The other word is lycka – used to describe the deep-rooted feeling of inner peace and contentment that does not rely on outside circumstances. This feeling occurs when we are in alignment with ourselves, connected to our truth and aware of the perfection of All That Is.
This feeling might be rare and difficult to attain as well as hang on to but in my experience it is like a muscle that we can train. The more we cultivate this feeling, the more we learn to conjure it up at will and live our life from this foundation of inner peace, confidence and trust.
In my spiritual counselling work I use a process for cultivating true, lasting happiness, using these three main tools:
- Process the Past. We all have unprocessed feelings, thoughts and experiences that are affecting us in different ways. Some of these ways might be obvious to us, but we may not know what to do about it. Some might also be completely unconscious and keeping them hidden from ourselves can drain us of energy as we go about our daily lives. Through talking about our feelings and thoughts we can become aware of how things are affecting us and begin to make our peace with the past. Once we understand how the ways we are behaving today are directly linked to things that happened in the past, we begin to have a choice in how we react to things now.

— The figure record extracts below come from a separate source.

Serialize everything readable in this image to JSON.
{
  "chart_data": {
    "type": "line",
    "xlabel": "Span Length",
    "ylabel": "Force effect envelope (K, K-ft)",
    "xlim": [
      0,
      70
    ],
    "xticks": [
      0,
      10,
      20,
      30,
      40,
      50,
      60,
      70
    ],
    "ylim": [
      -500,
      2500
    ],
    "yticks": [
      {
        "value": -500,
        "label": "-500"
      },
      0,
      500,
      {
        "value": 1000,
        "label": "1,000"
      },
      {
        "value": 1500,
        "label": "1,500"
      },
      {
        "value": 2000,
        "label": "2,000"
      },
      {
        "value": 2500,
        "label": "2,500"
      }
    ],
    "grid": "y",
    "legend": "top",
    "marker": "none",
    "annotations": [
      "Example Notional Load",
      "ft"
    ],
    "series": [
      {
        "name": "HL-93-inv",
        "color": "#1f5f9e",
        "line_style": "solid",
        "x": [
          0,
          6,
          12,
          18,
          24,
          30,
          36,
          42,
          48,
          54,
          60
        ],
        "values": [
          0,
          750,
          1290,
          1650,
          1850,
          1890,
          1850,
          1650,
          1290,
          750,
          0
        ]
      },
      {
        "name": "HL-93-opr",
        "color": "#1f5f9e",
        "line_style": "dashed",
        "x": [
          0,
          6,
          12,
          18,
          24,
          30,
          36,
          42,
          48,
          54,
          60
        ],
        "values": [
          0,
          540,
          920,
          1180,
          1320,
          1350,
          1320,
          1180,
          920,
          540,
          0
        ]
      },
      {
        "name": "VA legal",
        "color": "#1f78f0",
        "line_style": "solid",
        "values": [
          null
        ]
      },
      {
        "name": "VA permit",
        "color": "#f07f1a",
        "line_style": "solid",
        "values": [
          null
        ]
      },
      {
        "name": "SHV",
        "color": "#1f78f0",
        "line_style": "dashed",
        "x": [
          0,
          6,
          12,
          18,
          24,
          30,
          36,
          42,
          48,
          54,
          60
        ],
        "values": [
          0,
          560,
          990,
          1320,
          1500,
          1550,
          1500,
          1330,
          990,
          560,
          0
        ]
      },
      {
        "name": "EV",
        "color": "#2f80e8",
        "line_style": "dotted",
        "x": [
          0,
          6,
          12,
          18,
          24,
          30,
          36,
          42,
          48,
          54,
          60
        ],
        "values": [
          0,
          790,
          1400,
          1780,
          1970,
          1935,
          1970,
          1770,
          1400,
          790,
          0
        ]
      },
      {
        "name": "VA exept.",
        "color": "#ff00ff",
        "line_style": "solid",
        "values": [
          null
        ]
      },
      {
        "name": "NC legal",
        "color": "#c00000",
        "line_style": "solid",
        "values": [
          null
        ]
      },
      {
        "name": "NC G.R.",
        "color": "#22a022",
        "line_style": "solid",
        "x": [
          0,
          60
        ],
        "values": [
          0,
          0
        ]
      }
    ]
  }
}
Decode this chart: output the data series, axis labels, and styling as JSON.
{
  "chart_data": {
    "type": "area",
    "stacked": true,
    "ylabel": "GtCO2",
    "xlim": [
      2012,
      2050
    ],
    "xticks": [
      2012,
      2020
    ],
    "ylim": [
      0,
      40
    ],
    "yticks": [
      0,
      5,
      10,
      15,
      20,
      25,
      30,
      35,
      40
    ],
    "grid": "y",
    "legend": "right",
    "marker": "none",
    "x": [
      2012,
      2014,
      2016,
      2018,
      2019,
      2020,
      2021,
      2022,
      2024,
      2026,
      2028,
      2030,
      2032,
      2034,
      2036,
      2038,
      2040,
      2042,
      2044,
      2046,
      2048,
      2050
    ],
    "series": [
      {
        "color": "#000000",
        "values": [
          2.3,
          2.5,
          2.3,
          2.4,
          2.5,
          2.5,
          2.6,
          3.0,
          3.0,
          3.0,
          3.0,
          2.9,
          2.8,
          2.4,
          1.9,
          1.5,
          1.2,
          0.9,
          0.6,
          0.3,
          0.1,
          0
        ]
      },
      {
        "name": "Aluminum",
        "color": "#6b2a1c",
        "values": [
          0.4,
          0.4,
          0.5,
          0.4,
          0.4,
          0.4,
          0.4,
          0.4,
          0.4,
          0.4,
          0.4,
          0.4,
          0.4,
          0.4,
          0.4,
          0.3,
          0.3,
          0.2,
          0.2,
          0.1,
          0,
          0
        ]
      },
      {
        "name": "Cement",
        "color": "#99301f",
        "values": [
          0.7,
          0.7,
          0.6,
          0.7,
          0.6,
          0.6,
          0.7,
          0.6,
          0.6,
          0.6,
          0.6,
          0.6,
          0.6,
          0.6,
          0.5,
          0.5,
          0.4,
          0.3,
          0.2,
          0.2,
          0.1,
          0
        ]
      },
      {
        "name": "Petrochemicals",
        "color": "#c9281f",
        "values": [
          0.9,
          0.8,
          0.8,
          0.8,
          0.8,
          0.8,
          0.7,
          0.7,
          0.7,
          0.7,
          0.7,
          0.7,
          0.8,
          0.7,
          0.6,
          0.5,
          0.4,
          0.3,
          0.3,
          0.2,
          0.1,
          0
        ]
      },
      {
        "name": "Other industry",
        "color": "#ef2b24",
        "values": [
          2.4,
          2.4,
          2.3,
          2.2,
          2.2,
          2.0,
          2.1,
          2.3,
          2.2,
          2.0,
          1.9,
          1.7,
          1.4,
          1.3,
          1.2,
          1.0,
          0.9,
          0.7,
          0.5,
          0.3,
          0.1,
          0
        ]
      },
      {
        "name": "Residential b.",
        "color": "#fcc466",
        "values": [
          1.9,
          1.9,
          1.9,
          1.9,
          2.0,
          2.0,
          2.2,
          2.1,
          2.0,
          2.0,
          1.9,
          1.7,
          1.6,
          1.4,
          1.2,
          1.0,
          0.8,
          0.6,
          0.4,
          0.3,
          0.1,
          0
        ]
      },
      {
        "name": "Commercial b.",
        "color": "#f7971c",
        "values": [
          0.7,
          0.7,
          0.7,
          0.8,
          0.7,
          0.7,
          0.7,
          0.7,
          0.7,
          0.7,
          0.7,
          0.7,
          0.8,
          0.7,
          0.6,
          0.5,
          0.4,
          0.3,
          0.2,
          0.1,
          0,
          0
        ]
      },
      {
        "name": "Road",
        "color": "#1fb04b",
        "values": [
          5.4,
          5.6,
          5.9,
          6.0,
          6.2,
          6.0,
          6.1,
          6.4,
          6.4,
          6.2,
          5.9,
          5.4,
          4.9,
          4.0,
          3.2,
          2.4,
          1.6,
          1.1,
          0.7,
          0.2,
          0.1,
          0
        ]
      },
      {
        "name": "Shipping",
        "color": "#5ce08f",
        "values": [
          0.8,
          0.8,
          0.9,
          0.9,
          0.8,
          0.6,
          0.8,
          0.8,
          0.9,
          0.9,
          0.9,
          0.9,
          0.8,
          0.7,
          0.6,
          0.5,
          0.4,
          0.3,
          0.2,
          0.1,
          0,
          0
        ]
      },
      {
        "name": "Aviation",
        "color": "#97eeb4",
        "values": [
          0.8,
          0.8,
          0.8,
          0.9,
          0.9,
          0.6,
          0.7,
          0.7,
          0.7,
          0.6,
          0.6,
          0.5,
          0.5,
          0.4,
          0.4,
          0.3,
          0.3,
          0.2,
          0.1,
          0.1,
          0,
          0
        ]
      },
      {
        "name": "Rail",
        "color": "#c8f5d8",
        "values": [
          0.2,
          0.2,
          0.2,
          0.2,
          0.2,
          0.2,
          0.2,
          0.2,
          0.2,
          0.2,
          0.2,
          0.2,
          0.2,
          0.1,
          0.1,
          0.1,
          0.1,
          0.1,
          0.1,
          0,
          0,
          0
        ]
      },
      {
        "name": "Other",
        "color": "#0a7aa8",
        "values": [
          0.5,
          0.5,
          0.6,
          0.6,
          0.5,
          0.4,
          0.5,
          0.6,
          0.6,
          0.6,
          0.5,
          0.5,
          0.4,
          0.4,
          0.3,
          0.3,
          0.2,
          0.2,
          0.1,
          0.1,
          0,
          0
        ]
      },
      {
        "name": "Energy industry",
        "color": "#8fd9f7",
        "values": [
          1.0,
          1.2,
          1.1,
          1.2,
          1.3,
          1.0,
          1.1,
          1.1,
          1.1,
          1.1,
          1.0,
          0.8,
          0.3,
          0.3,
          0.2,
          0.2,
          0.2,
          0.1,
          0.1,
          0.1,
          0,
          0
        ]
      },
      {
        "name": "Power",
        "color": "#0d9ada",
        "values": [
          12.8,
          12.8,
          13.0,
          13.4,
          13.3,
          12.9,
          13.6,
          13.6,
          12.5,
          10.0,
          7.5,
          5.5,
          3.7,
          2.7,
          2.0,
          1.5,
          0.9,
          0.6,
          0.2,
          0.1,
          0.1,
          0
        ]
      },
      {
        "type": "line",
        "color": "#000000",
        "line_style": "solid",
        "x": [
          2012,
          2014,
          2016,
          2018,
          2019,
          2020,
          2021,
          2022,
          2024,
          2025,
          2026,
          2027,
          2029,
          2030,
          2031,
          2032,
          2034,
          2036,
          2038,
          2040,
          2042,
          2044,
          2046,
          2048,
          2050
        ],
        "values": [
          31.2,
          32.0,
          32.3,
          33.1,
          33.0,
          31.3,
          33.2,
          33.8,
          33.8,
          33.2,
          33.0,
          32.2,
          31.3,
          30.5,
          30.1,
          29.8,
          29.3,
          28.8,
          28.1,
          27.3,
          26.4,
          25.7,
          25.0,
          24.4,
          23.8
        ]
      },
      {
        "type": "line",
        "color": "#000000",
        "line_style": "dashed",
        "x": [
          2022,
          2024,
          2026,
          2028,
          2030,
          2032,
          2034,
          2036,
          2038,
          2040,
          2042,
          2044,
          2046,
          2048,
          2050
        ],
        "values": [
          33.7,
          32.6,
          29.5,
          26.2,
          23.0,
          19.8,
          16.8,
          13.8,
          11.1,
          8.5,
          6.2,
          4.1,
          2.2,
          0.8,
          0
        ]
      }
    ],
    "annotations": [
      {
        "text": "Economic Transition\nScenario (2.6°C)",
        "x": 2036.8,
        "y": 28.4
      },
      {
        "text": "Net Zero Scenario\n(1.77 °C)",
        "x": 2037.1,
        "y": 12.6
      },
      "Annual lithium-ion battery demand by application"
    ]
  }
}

- Focus on the Future. We all need to have a sense of purpose in life. If we don’t have a real connection to our reason for being here, on this earth, it becomes very difficult to motivate ourselves, day after day, year after year. Life can feel overwhelming and exhausting and we can lack resilience to cope when things don’t go our way. Finding and focusing on our deeper purpose can help us gain a healthy perspective, give us the strength and inner resources to keep going when things are tough. It also gives us confidence and a deep sense of achievement, knowing that we are on the right path in life.
- Nourish the Now. The final and crucial practice for cultivating a deep sense of contentment is through mindfulness and introspection. Using mindfulness based techniques regularly helps us connect to a deeper sense of peace. Taking time to slow down and focus on our direct experience in the now helps our bodies deal with stress, our minds think clearly and our souls rejuvenate. Having a relationship with our innermost selves and whatever our sense is of the source of our being, gives us a deep sense of fulfilment, comfort and true happiness.
In my sessions I use a balance of these three approaches, to help you find your own happiness and inner peace.